Des améliorations à apporter dans le secteur de la santé
Mosadeq Sahebdin déplore un manque de personnel soignant à tous les niveaux. Ainsi, il suggère que l’État apporte des améliorations dans ce secteur.  La décision du ministère de la Santé d’imposer des taxes indirectes sur les médicaments, par le biais de frais d’enregistrement, entraînera, selon lui, une flambée des prix des médicaments, ce qui rendra ainsi de nombreux produits pharmaceutiques inaccessibles aux pauvres. Il est donc inacceptable que ceux au bas de l’échelle, qui souffrent déjà, doivent remplir les caisses de l’État. Il se demande enfin : « Peut-on encore parler de l’État-providence ?

 

Rashid Imrith : « La consolidation de l’État-providence améliore la qualité de vie des Mauriciens »

Le président de l’All Employees Confederation (AEC), Rashid Imrith, également président  la Fédération des Syndicats du Secteur public (FPSOU), déclare que le gouvernement doit continuer à investir dans trois secteurs importants : l’éducation, la santé et la sécurité sociale. « La consolidation de l’État-providence améliore la qualité de vie des Mauriciens », dit-il.

Un « Strategic Thinking » est nécessaire

Il laisse entendre que le gouvernement doit prendre sous sa responsabilité les nécessités de base telles la fourniture d’eau et l’électricité. Le syndicaliste a fait comprendre que le gouvernement ne doit pas prôner une politique de privatisation, qui selon lui pénalisera les Mauriciens. Il a, dans la même foulée, situé l’importance du travail décent. Selon lui, le salaire minimal doit tourner autour de Rs 24 000 mensuellement.

Pour consolider l’État-providence, le gouvernement doit continuer à conjuguer des efforts. « Les autorités concernées doivent redéfinir le chiffre qui permettra d’adopter une politique d’équité. Au cours de ces dernières années, la classe moyenne continue de s’appauvrir et se retrouve même au bas de l’échelle. Il est d’avis que, ceux faisant partie de la classe moyenne également doivent bénéficier de l’aide financière, ce qui leur permettrait de joindre les deux bouts », dit-il.
Suttyhudeo Tengur : « La consolidation de l’État-providence est ancrée dans les mœurs mauriciennes »

Le président de l’Association for the Protection of the Environment and Consumers (APEC), également président de la Government Hindi Teachers’ Union (GHTU), Suttyhudeo Tengur, soutient que la consolidation de l’État-providence est ancrée dans les mœurs mauriciennes. « Il faut préserver ce concept en introduisant d’autres mesures fiscales », soutient-il.

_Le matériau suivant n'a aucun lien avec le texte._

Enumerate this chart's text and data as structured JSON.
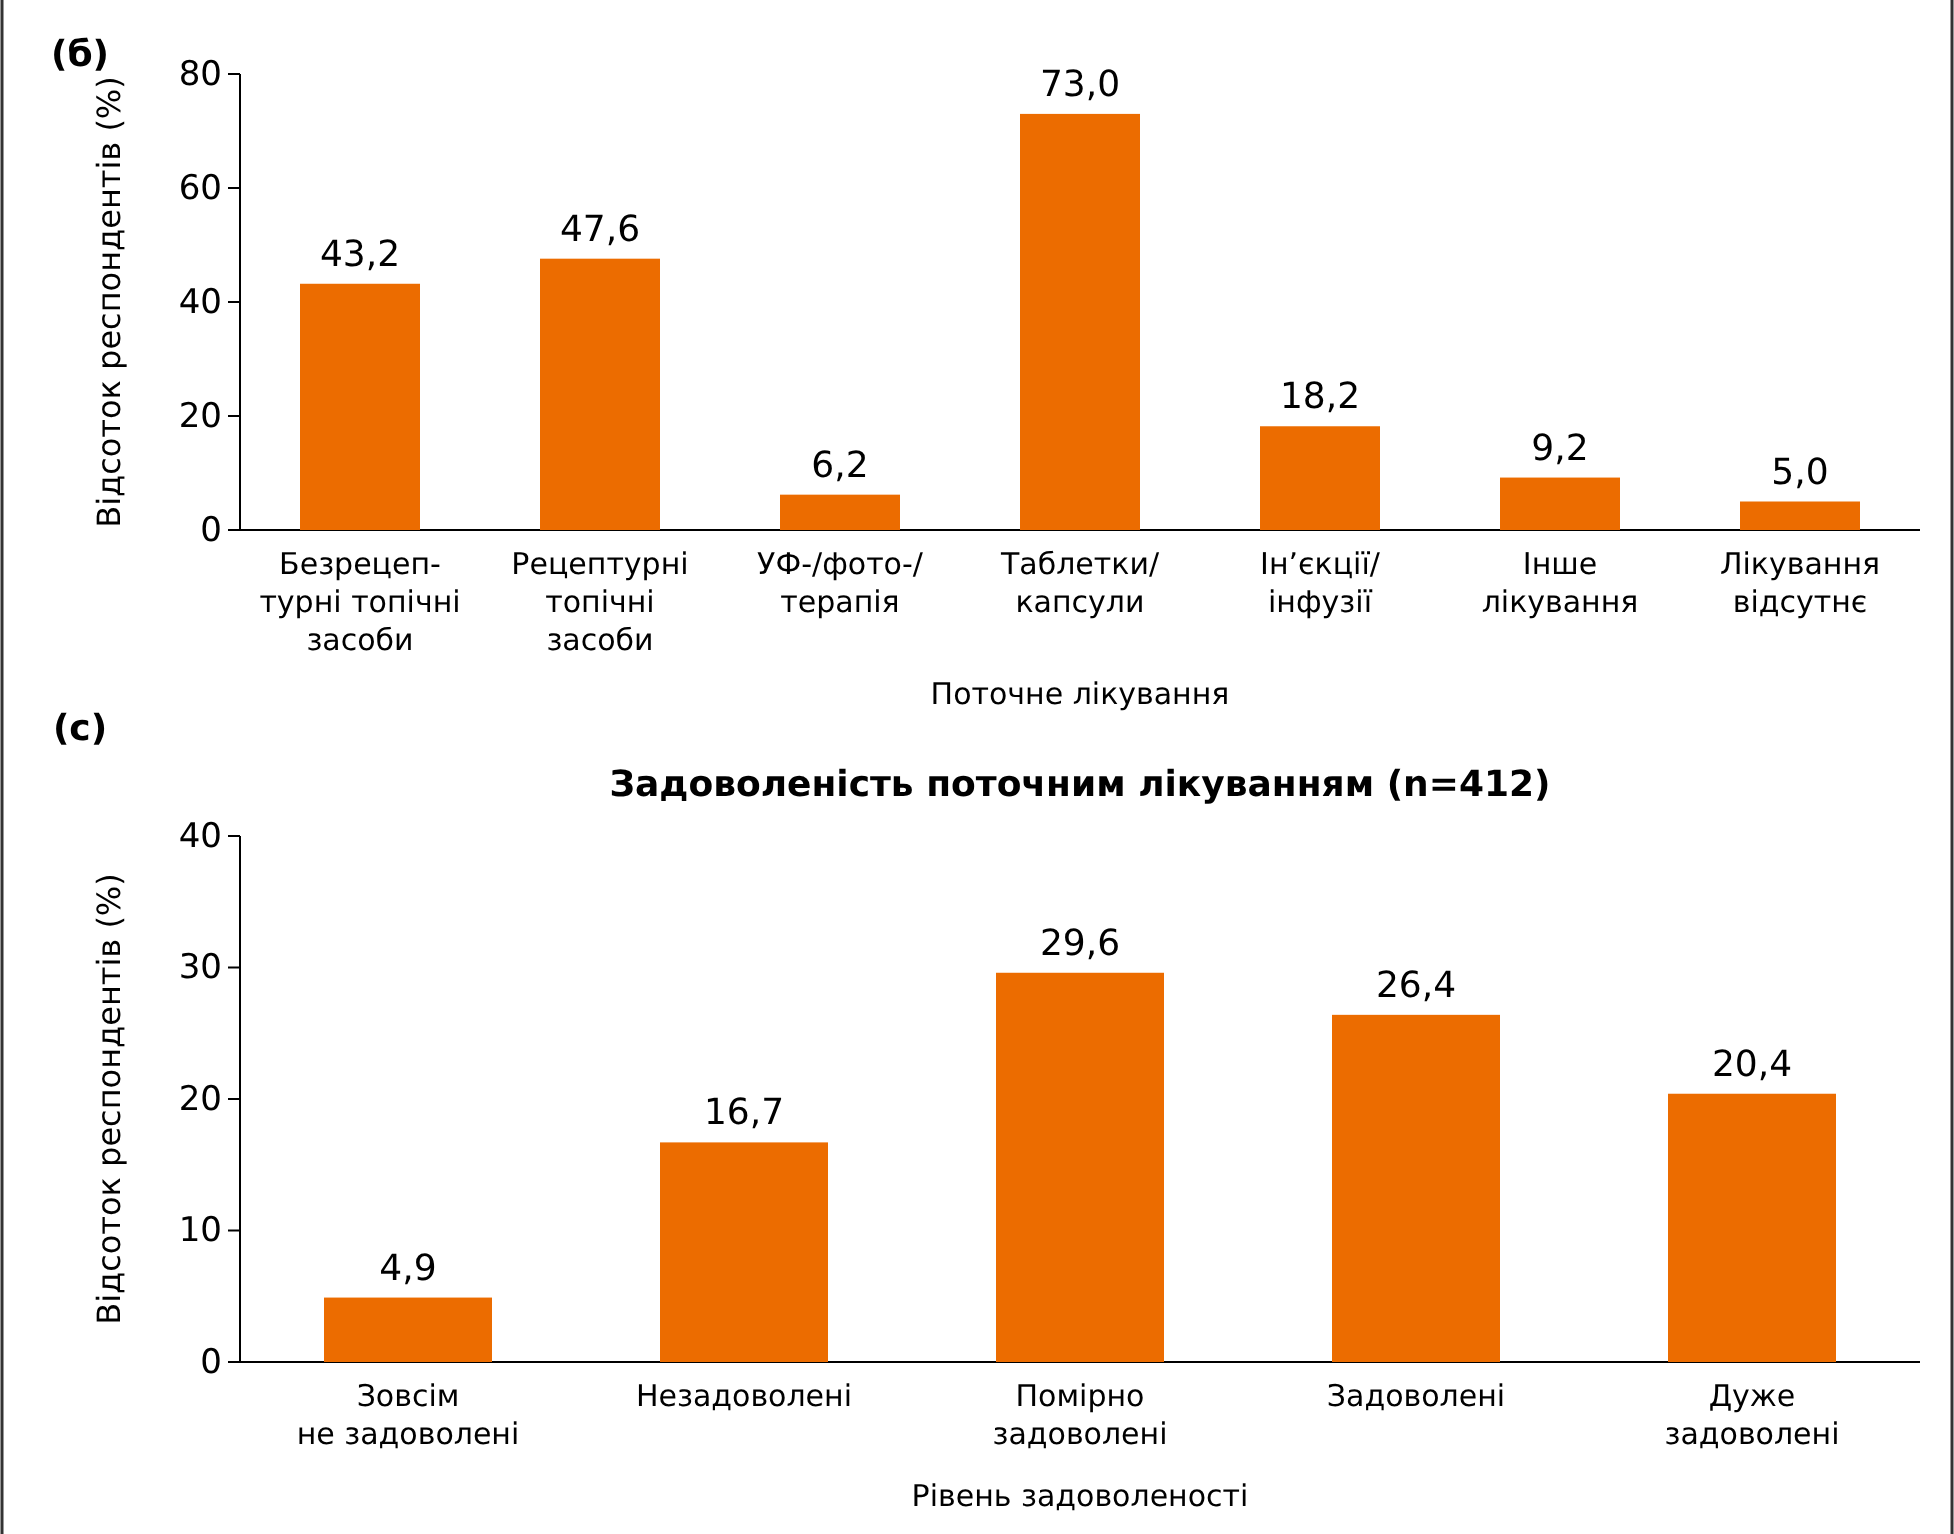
{
  "chart_data": [
    {
      "type": "bar",
      "categories": [
        "Безрецеп-\nтурні топічні\nзасоби",
        "Рецептурні\nтопічні\nзасоби",
        "УФ-/фото-/\nтерапія",
        "Таблетки/\nкапсули",
        "Ін’єкції/\nінфузії",
        "Інше\nлікування",
        "Лікування\nвідсутнє"
      ],
      "values": [
        43.2,
        47.6,
        6.2,
        73.0,
        18.2,
        9.2,
        5.0
      ],
      "value_labels": [
        "43,2",
        "47,6",
        "6,2",
        "73,0",
        "18,2",
        "9,2",
        "5,0"
      ],
      "color": "#ec6c00",
      "ylim": [
        0,
        80
      ],
      "yticks": [
        0,
        20,
        40,
        60,
        80
      ],
      "xlabel": "Поточне лікування",
      "ylabel": "Відсоток респондентів (%)",
      "annotations": [
        "(б)"
      ],
      "grid": false
    },
    {
      "type": "bar",
      "title": "Задоволеність поточним лікуванням (n=412)",
      "categories": [
        "Зовсім\nне задоволені",
        "Незадоволені",
        "Помірно\nзадоволені",
        "Задоволені",
        "Дуже\nзадоволені"
      ],
      "values": [
        4.9,
        16.7,
        29.6,
        26.4,
        20.4
      ],
      "value_labels": [
        "4,9",
        "16,7",
        "29,6",
        "26,4",
        "20,4"
      ],
      "color": "#ec6c00",
      "ylim": [
        0,
        40
      ],
      "yticks": [
        0,
        10,
        20,
        30,
        40
      ],
      "xlabel": "Рівень задоволеності",
      "ylabel": "Відсоток респондентів (%)",
      "annotations": [
        "(с)"
      ],
      "grid": false
    }
  ]
}
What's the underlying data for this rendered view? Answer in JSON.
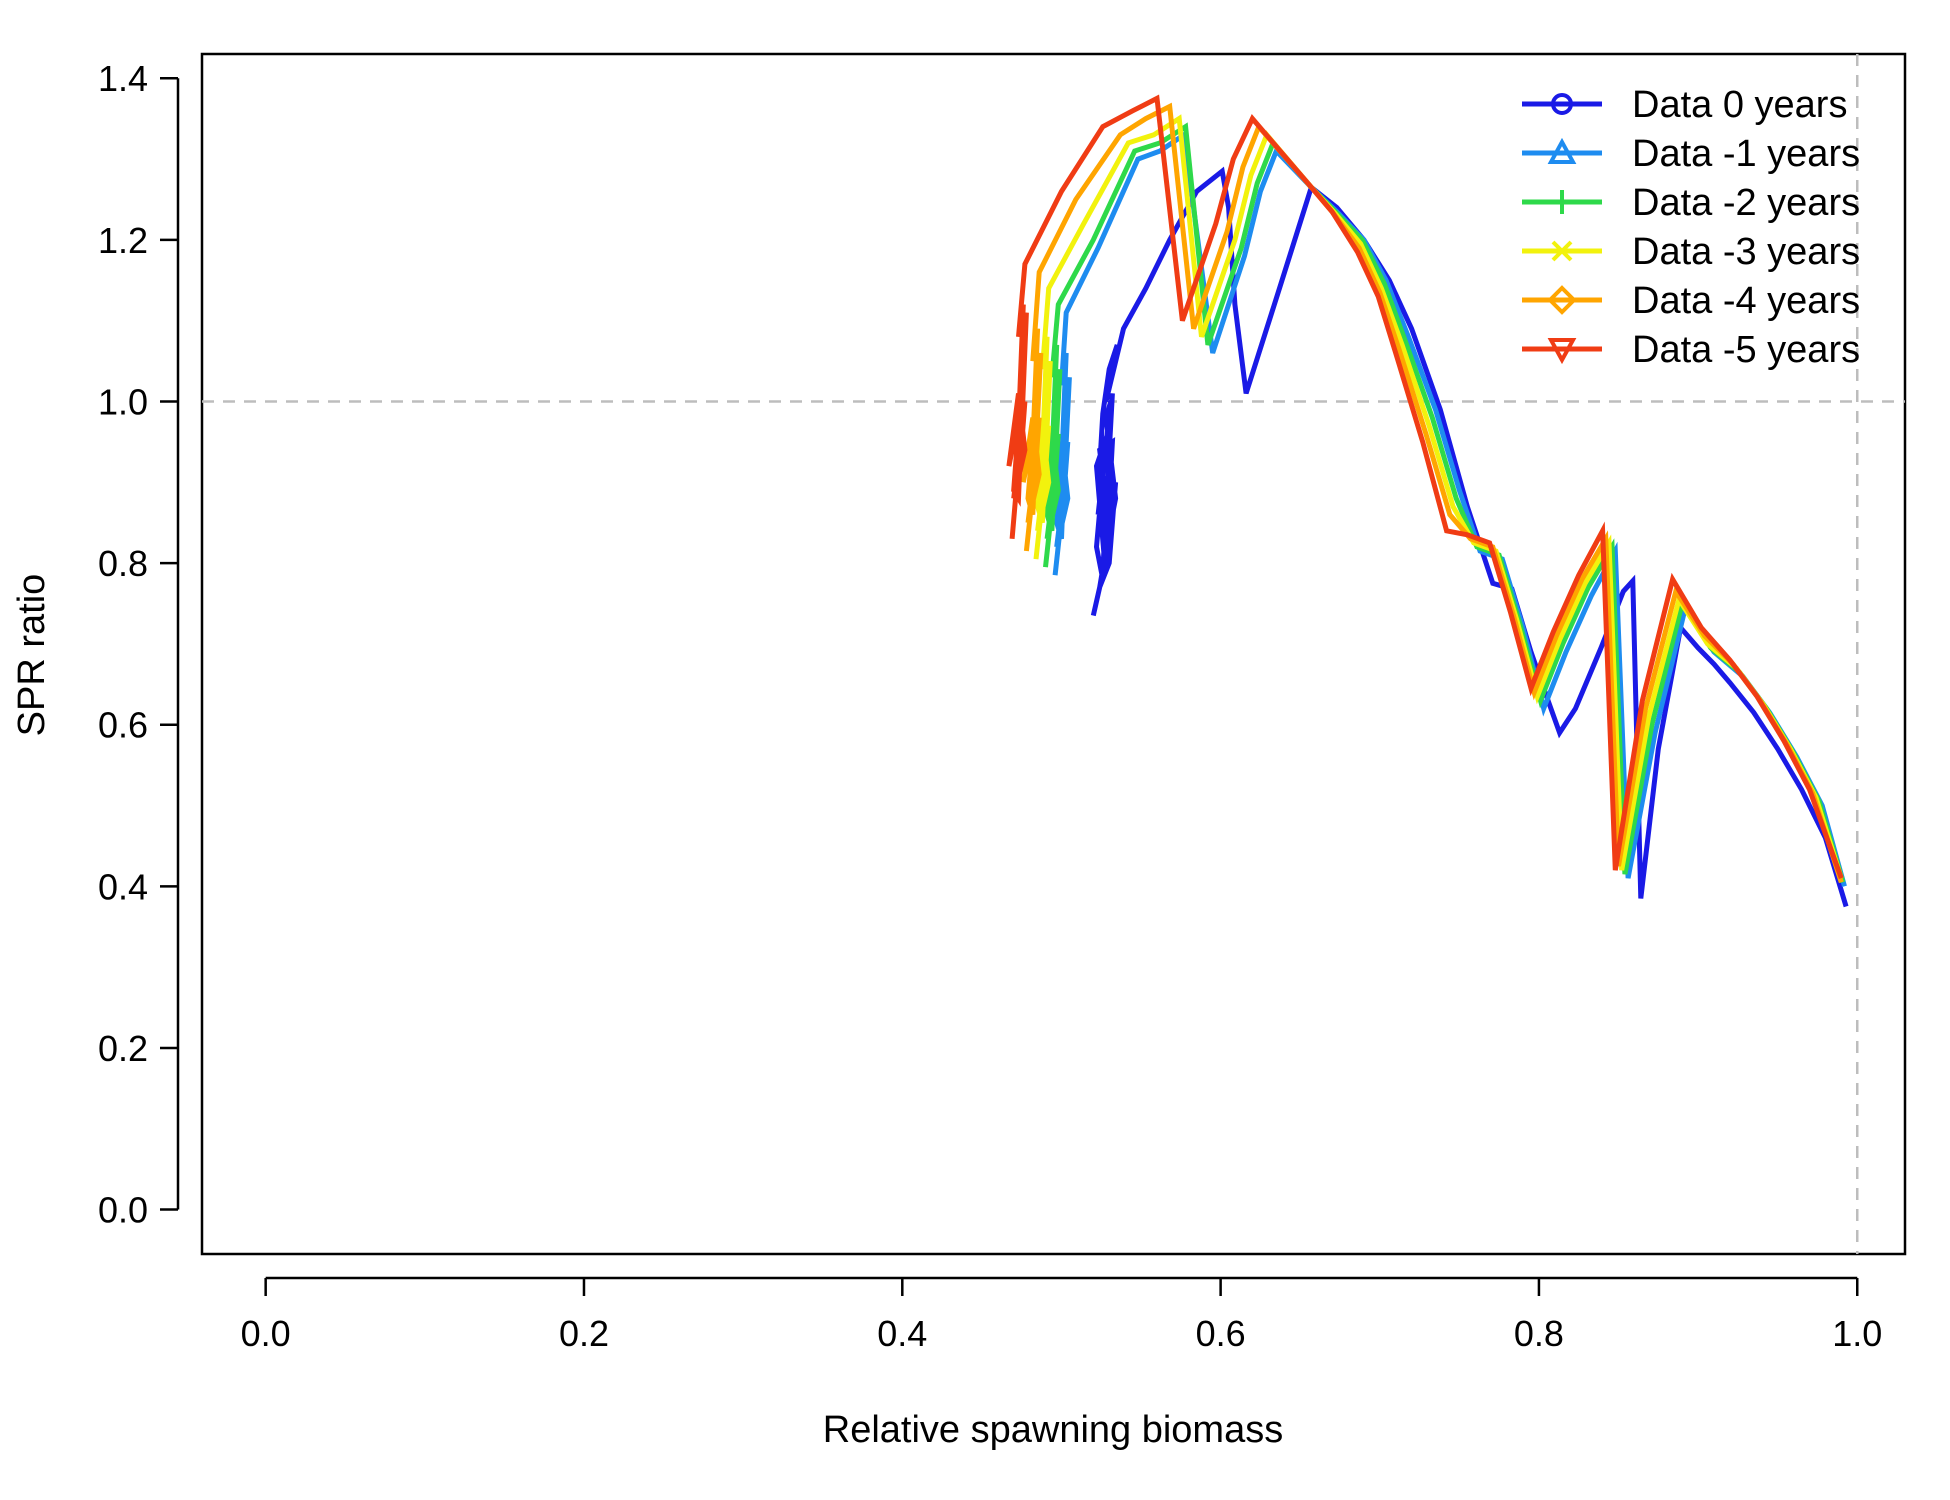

Le syndicaliste s’est prononcé en faveur  du maintien de l’éducation gratuite et a ajouté que le gouvernement doit investir davantage dans le domaine de la recherche. Mettant l’accent sur le Nine-Year Schooling, il a demandé au gouvernement d’augmenter des bourses en se basant sur des critères sociaux. Une mesure qui devrait aider à combattre la pauvreté dans le pays.

L’État investit des sommes astronomiques dans le domaine de la santé. Ainsi, il faut bien canaliser les dépenses. Suttyhudeo Tengur affirme que les autorités concernées doivent mettre en place plus d’hôpitaux spécialisés et des centres de recherche pour pouvoir combattre des maladies comme le cancer  et le diabète.

Le président de l’APEC espère que le gouvernement va déployer plus d’efforts pour permettre aux personnes âgées et autrement capables de continuer à bénéficier des prestations sociales. Le gouvernement doit analyser les cas de ceux ayant des difficultés financières afin de pouvoir leur venir en aide.